The Democrats and liberals have shown their true colors twice in recent weeks and neither sight is very pretty.

First, the Ohio Democratic Party's withdrawal of its 2006 endorsement of Attorney General Marc Dann was just about the most hypocritical and blatantly self-serving maneuver ever pulled by a political party. People don't change that dramatically. Mr. Dann is exactly the same person he was when the party endorsed him and his platform of ethics in 2006. He just got caught acting like the real Marc Dann in 2008.

But now the party is happy to distance itself from him as if he has "changed." Not at all; he simply conducted himself like many liberal politicians but was foolish enough to get caught and embarrass the party. I do not support what he did in any manner, but his party's action - which has no real effect on anyone or anything at this time - is equally disgusting.

Second, the disciplinary action taken against Crystal Dixon by the University of Toledo should wave a red flag to everyone. Universities pride themselves on being the bastions of liberal-think in our country. They are places where discussion and free thinking are encouraged. That is, unless your views run contrary to the "official" liberal view of the world. In that case you will be criticized, censured, and dismissed.

Ms. Dixon was not speaking officially for the university but expressing her views. But since Dr. Lloyd Jacobs felt that her views might not be liberal enough to support UT's "official" policy, she was signed out.

These are the people who want to lead the country on the path of "change" and who are educating the leaders of tomorrow? Tell me another scary bedtime story.

Rich Iott

Monclova Township

It doesn't surprise me that the University of Toledo official was fired for writing an intolerant column in a public forum, or that students at Anthony Wayne High School wearing politically charged T-shirts were sent home to change or face more severe disciplinary measures.

These two have learned what is already supported by various courts of law. Free speech is not guaranteed at your place of employment, and neither is it guaranteed at a public or a private school.

I'm not a lawyer, but I think the thinking is that if it is disruptive to the business at hand, it is not permitted.

Sid S. Davisson


Whoever would have thought that Toledo would be one of the epicenters of an assault on free speech and free thought in this nation? But the dismissal of University of Toledo administrator Crystal Dixon has made Toledo just that.

Since when is expressing an opinion as a private citizen - an opinion shared by millions in this country and backed by a mountain of intellectual evidence - a reason for a state-supported institution to discriminate against that employee and fire her? This is the kind of thing one would expect in China or the old Soviet Union.

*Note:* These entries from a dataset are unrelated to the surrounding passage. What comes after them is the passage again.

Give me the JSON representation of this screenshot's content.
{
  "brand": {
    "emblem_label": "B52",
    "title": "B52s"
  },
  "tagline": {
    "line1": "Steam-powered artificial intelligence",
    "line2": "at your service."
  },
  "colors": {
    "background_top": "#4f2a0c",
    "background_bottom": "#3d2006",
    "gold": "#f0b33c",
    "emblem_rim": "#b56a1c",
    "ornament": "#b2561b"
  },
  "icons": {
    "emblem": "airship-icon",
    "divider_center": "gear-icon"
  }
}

When UT President Lloyd Jacobs said her comments were not consistent with the "values" of the university, he apparently meant free speech and a religious point of view were not compatible with the values of the university. Employees, even on their free time, no longer can express a point of view that disagrees with the "values" of the university.

Here's hoping Ms. Dixon will file a lawsuit against the university. A state-supported university should have no right to demand an employee, acting as a private citizen, conform to its point of view and give up his or her right to free speech. Nor should any employee at a state-supported university be discriminated against for his or her religious views expressed outside the workplace.

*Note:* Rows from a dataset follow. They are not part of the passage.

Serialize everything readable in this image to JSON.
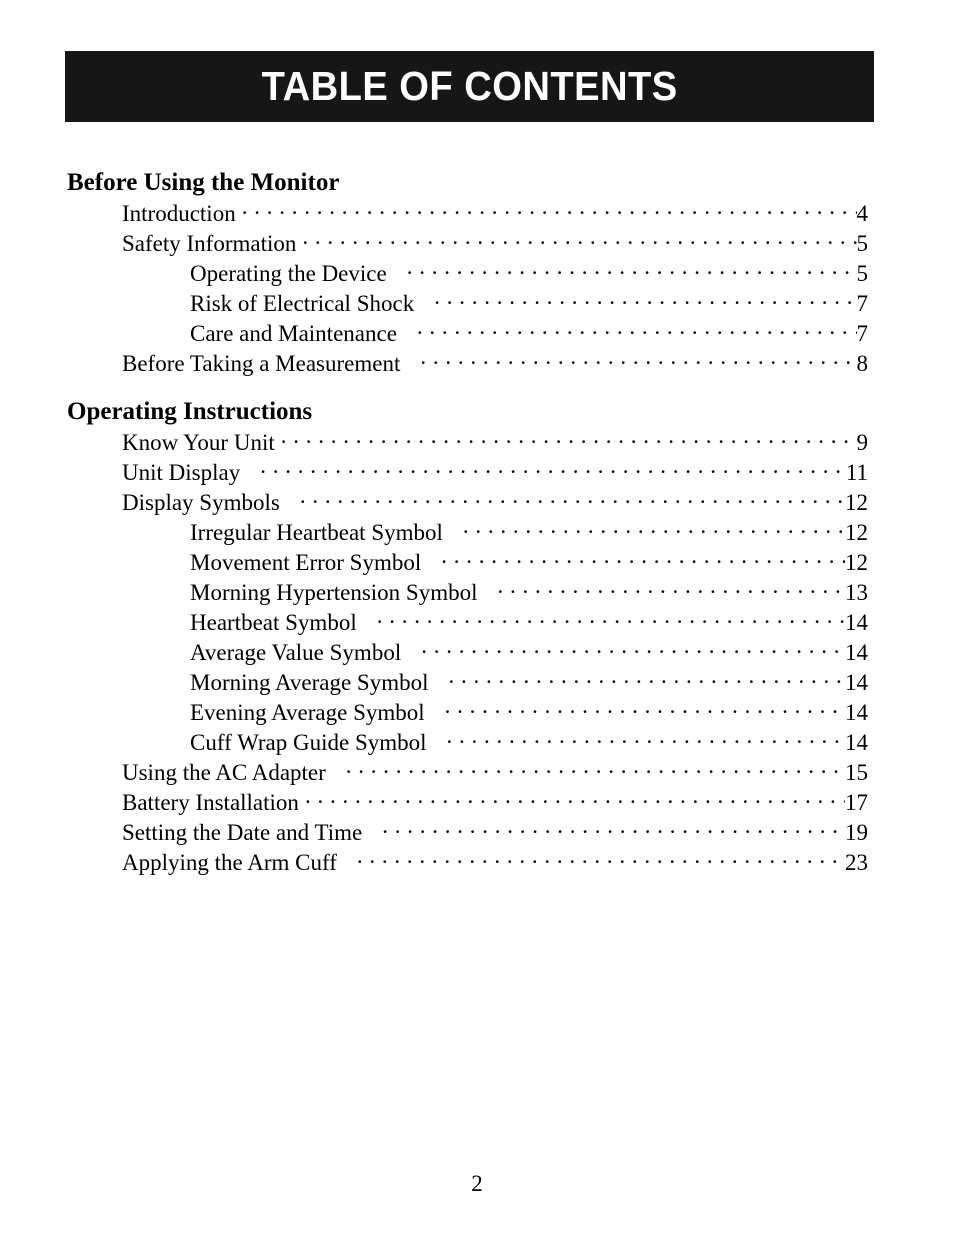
{
  "banner": {
    "title": "TABLE OF CONTENTS",
    "background_color": "#161616",
    "text_color": "#ffffff"
  },
  "page": {
    "background_color": "#ffffff",
    "text_color": "#000000",
    "footer_page_number": "2"
  },
  "toc": {
    "sections": [
      {
        "heading": "Before Using the Monitor",
        "entries": [
          {
            "title": "Introduction",
            "page": "4",
            "level": 1,
            "gap": false
          },
          {
            "title": "Safety Information",
            "page": "5",
            "level": 1,
            "gap": false
          },
          {
            "title": "Operating the Device",
            "page": "5",
            "level": 2,
            "gap": true
          },
          {
            "title": "Risk of Electrical Shock",
            "page": "7",
            "level": 2,
            "gap": true
          },
          {
            "title": "Care and Maintenance",
            "page": "7",
            "level": 2,
            "gap": true
          },
          {
            "title": "Before Taking a Measurement",
            "page": "8",
            "level": 1,
            "gap": true
          }
        ]
      },
      {
        "heading": "Operating Instructions",
        "entries": [
          {
            "title": "Know Your Unit",
            "page": "9",
            "level": 1,
            "gap": false
          },
          {
            "title": "Unit Display",
            "page": "11",
            "level": 1,
            "gap": true
          },
          {
            "title": "Display Symbols",
            "page": "12",
            "level": 1,
            "gap": true
          },
          {
            "title": "Irregular Heartbeat Symbol",
            "page": "12",
            "level": 2,
            "gap": true
          },
          {
            "title": "Movement Error Symbol",
            "page": "12",
            "level": 2,
            "gap": true
          },
          {
            "title": "Morning Hypertension Symbol",
            "page": "13",
            "level": 2,
            "gap": true
          },
          {
            "title": "Heartbeat Symbol",
            "page": "14",
            "level": 2,
            "gap": true
          },
          {
            "title": "Average Value Symbol",
            "page": "14",
            "level": 2,
            "gap": true
          },
          {
            "title": "Morning Average Symbol",
            "page": "14",
            "level": 2,
            "gap": true
          },
          {
            "title": "Evening Average Symbol",
            "page": "14",
            "level": 2,
            "gap": true
          },
          {
            "title": "Cuff Wrap Guide Symbol",
            "page": "14",
            "level": 2,
            "gap": true
          },
          {
            "title": "Using the AC Adapter",
            "page": "15",
            "level": 1,
            "gap": true
          },
          {
            "title": "Battery Installation",
            "page": "17",
            "level": 1,
            "gap": false
          },
          {
            "title": "Setting the Date and Time",
            "page": "19",
            "level": 1,
            "gap": true
          },
          {
            "title": "Applying the Arm Cuff",
            "page": "23",
            "level": 1,
            "gap": true
          }
        ]
      }
    ]
  }
}
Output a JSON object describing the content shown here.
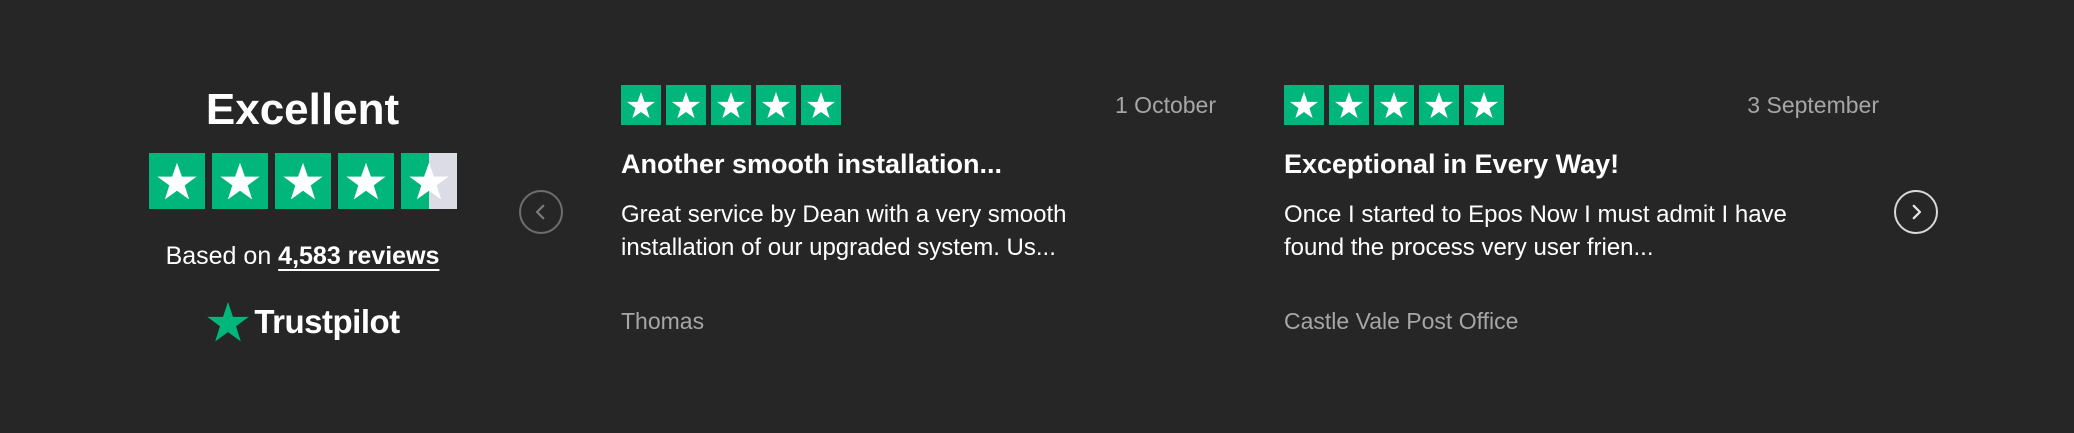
{
  "summary": {
    "title": "Excellent",
    "rating_stars": 4.5,
    "based_on_text": "Based on ",
    "reviews_link": "4,583 reviews",
    "brand_name": "Trustpilot"
  },
  "colors": {
    "background": "#262626",
    "star_green": "#00b67a",
    "star_empty": "#dcdce6",
    "muted_text": "#a6a6a6",
    "text": "#ffffff"
  },
  "navigation": {
    "prev_icon": "chevron-left-icon",
    "next_icon": "chevron-right-icon"
  },
  "reviews": [
    {
      "stars": 5,
      "date": "1 October",
      "title": "Another smooth installation...",
      "body": "Great service by Dean with a very smooth installation of our upgraded system. Us...",
      "author": "Thomas"
    },
    {
      "stars": 5,
      "date": "3 September",
      "title": "Exceptional in Every Way!",
      "body": "Once I started to Epos Now I must admit I have found the process very user frien...",
      "author": "Castle Vale Post Office"
    }
  ]
}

Here's also hoping Christian high school students and parents consider another university when seeking a college education. Those with religious views being suppressed by a university should seek a college education elsewhere.

Kirk Zimpfer

Muncie, Ind.

Regarding The Blade's May 10 publication of a guest editorial from the Boston Globe: If George Orwell was correct when he asserted in his 1946 essay, "Politics and the English Language," that our language affects our thinking and our living, then the degradation of our language through "texting" may be potentially more serious than frivolous.